NEW DELHI — Senior Aam Aadmi Party leaders Yogendra Yadav and Prashant Bhushan lashed out at Arvind Kejriwal and his core team of supporters on Friday alleging that they were being pressured to resign from the party's national council.
"There's a difference between a conditional resignation and a resignation letter," said Yadav at a press conference on Friday. "If all the five issues we have brought up are seriously tackled, we will immediately give our resignations."
The duo said they were fighting for transparency and democracy within the party, which were its founding principles, and were against the Kejriwal's attitude towards decision-making, which they alleged was dictatorial.
"I have told Arvind earlier that he has weaknesses that can destroy the Aam Aadmi Party," said Bhushan. "He doesn't want anyone who disagrees with him or tells him his way might be wrong. In fact, he claims to have never been at a place where people disagree with him."
"We need inner-party democracy, dissenters within the party who have a backbone so that they stand up for what they believe in," he said.
"Arvind doesn't want anyone who disagrees with him."
Bhushan and Yadav in the press conference said that they were bringing up issues on behalf of all the volunteers in the party who had faith in their leaders. Yadav said that he hoped these issues — as detailed in their open letter to Kejriwal earlier — were brought up for fair discussion on Saturday at the party's national council meeting.
He added that it wasn't "worth discussing" if he or Bhushan remained part of the national council. He also said that he was not interested in being the national convenor for the party and in any case believed that any decision on that should be at the discretion of the national executive.
Meanwhile, Bhushan said that he had sent an SMS to Kejriwal on March 16, when he was on his way back from Bengaluru after his naturopathy treatment, requesting him to meet with him or Yadav to talk about issues that had cropped up, causing a rift within the party.
"Unfortunately, in 11 days, he has not had the time to speak to us," Bhushan said. "Instead, he has sent others to us repeatedly, asking for us to resign."
While Bhushan said the process to remove him and Yadav started since the result of the Delhi elections in 2013, when Kejriwal wanted to join forces with Congress to form government. Bhushan and Yadav had opposed the move, calling for a democratic decision on this after consulting other party leaders, but Kejriwal had refused, wanting to make the decisions unilaterally, said Bhushan.
"Unfortunately, in 11 days, Kejriwal has not had the time to speak to us."
Worried that the party would become yet another regional or state party, and not follow its democratic principles that had been its hallmark, the duo said they were pushing for reforms that would make inner-party workings more transparent, and decision-makers more accountable. These include bringing the party under Right To Information purview, videotaping major meetings to keep them on record, and make processes to reach decision open and honest, they said.
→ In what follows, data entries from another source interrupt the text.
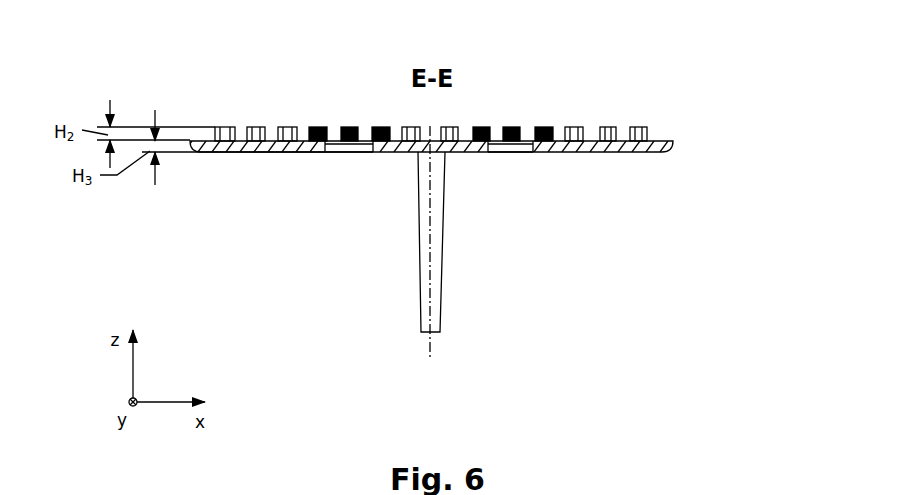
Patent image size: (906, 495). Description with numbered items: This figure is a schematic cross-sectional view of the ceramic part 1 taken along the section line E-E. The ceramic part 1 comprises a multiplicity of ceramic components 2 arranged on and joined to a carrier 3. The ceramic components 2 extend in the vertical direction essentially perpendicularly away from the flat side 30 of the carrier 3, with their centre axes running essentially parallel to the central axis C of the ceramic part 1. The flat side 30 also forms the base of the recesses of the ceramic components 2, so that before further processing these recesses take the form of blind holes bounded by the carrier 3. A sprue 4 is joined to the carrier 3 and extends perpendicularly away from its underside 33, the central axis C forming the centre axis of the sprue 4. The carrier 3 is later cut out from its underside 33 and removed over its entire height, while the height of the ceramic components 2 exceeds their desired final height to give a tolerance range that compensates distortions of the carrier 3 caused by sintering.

The ceramic part 1 is at (222, 47).
The ceramic components 2 is at (431, 92).
The carrier 3 is at (708, 177).
The flat side 30 is at (447, 114).
The underside 33 is at (250, 191).
The sprue 4 is at (413, 293).
The central axis C is at (401, 248).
"Kejriwal things if he's honest, it is enough. But the means to decision-making need to be transparent as well," said Bhushan.
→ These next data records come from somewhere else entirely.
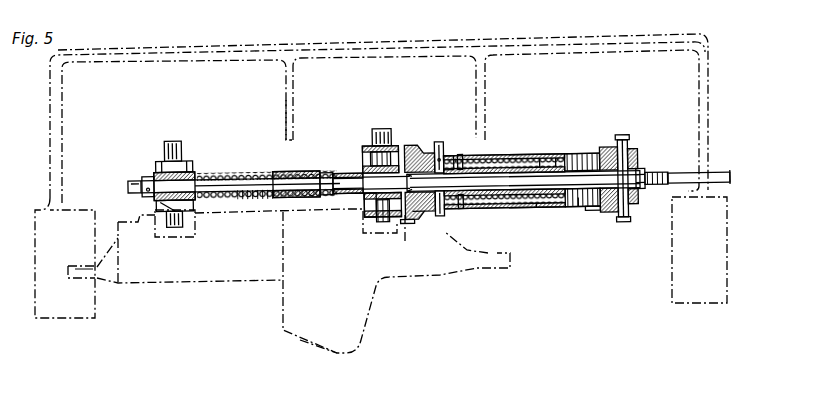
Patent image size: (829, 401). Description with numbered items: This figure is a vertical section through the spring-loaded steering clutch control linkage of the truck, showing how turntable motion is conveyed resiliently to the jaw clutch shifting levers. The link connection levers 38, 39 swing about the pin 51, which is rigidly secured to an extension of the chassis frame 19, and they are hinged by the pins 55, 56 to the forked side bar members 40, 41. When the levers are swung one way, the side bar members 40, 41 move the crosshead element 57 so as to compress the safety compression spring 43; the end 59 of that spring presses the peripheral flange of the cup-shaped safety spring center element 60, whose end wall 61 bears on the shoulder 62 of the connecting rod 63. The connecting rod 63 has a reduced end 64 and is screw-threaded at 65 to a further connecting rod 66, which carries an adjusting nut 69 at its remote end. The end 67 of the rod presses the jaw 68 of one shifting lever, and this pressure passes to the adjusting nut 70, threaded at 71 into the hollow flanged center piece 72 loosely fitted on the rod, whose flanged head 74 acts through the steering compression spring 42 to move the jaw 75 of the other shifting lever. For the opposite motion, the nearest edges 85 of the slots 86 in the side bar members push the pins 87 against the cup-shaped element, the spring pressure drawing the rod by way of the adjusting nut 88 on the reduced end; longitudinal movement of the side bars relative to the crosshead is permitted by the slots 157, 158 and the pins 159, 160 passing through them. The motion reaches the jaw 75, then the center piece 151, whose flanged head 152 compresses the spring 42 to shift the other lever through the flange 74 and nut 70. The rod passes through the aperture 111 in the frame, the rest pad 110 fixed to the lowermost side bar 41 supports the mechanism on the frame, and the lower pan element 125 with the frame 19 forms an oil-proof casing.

The chassis frame 19 is at (290, 78).
The link connection lever 38 is at (364, 163).
The link connection lever 39 is at (368, 209).
The forked side bar member 40 is at (505, 164).
The forked side bar member 41 is at (490, 221).
The steering compression spring 42 is at (247, 206).
The safety compression spring 43 is at (556, 167).
The pin 51 is at (385, 137).
The pin 55 is at (380, 156).
The pin 56 is at (376, 217).
The crosshead element 57 is at (638, 174).
The end of spring 59 is at (455, 166).
The cup-shaped safety spring center element 60 is at (540, 167).
The end wall of center element 61 is at (580, 170).
The shoulder of connecting rod 62 is at (536, 215).
The connecting rod 63 is at (523, 181).
The reduced end of connecting rod 64 is at (578, 213).
The screw-threaded end 65 is at (420, 219).
The connecting rod 66 is at (252, 186).
The end of connecting rod 67 is at (413, 157).
The jaw of clutch shifting lever 68 is at (382, 226).
The adjusting nut 69 is at (142, 192).
The adjusting nut 70 is at (355, 201).
The screw threads 71 is at (339, 180).
The hollow flanged center piece 72 is at (290, 177).
The flanged head 74 is at (322, 182).
The jaw of clutch shifting lever 75 is at (148, 176).
The edges of slots 85 is at (470, 166).
The slots 86 is at (465, 161).
The pins 87 is at (440, 165).
The adjusting nut 88 is at (637, 200).
The rest pad 110 is at (407, 228).
The aperture 111 is at (722, 182).
The lower pan element 125 is at (325, 332).
The center piece 151 is at (190, 208).
The flanged head 152 is at (183, 163).
The slot 157 is at (612, 151).
The slot 158 is at (598, 219).
The pin 159 is at (628, 153).
The pin 160 is at (628, 222).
"We want the party to retain its democratic and transparency tag, and we're fighting to keep its spirit alive," said Yadav.
Bhushan and Yadav, in an open letter on Thursday had accused Kejriwal of initiating the talks only to secure their resignation from the the national executive. They had alleged that he was not showing seriousness on any of the major issues raised by them.
Reconciliation talks between the two warring factions in AAP appeared to have collapsed on Thursday with Kejriwal insisting on Yadav and Bhushan quitting the National Executive, ahead of the crucial National Council meeting on Saturday.